The video report of the ocelot capturing a bat obtained in this study allows us to affirm the predation behaviour of the ocelot towards bats. These data were also evidenced by Tinoco and Camacho (2015) who managed to identify three individuals of Saccopteryx bilineata and one of Micronycteris megalotis in the stomach content of an ocelot. This was also reported by Contreras-Moreno et. al (2019) through photographic evidence of an ocelot with a bat on its snout.

Bats have not been considered an important food item compared to other prey, based on what was found in the stomach content study (Moreno et al. 2006). However, we can say that, in the Yasuni National Park, there are ocelots which occupy these sites to hunt and capture bats and other animals that use these mineral licks. In the specific case of the video recording we obtained, the ocelot jumped over the group of bats and managed to capture one, instead of opting for the amphibian or reptile that was in close proximity; preference may be due to a higher capture rate and because it can provide greater nutritious content to its diet.

In several images and videos used in this study, the ocelot could be seen resting or walking while sniffing, waiting for the best opportunity to hunt. The use of camera traps has made it possible to highlight the importance of mineral licks for this and other species of wildlife (Blake et al. 2011). It is likely that the mineral licks are where they go to ingest soil with a high concentration of minerals to compensate for the lack of necessary nutrition in the foods of their normal diet. It also helps them regulate and eliminate excess toxins from some foods and re-integrate them into the body’s mineral reserves (Gilardi et al. 1999; García 2009), as well as compensating for the exhaustion by gestation and lactation processes (Wiley and Katz 1998). For the ocelot, mineral licks can be important for stalking and hunting prey that perhaps in the forest are difficult to obtain. These sites may be providing opportunities for stalking and hunting with relatively low energy loss. Altogether, mineral licks become of great interest to study the interactions between predator and prey and other biotic interactions.

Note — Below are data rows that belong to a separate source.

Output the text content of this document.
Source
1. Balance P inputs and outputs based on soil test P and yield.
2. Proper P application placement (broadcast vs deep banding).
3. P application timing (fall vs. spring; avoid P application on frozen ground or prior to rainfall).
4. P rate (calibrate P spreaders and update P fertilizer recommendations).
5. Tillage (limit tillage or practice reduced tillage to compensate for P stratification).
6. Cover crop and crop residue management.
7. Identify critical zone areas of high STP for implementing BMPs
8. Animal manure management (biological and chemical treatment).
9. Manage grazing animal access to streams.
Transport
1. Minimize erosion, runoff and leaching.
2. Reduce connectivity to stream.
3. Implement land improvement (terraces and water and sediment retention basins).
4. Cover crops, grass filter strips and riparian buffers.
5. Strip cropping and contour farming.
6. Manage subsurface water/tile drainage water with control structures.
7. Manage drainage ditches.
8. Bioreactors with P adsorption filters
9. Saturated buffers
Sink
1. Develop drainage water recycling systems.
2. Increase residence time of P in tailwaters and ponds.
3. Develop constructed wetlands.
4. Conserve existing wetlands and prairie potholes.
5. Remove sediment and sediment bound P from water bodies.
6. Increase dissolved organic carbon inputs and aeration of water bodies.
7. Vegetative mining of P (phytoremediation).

Special thanks to the Park Rangers of the Yasuni National Park, who helped in the review of the camera traps and verified their proper functioning during the fieldwork. Thanks to the Government of Ecuador through the Environmental and Social Reparation Program for allowing us to carry out this study and for providing us with the materials, equipment and logistical resources to achieve the desired objective. We thank Shantée N. Ayala Rosario and Tracy Cevallos for their support in revising the manuscript.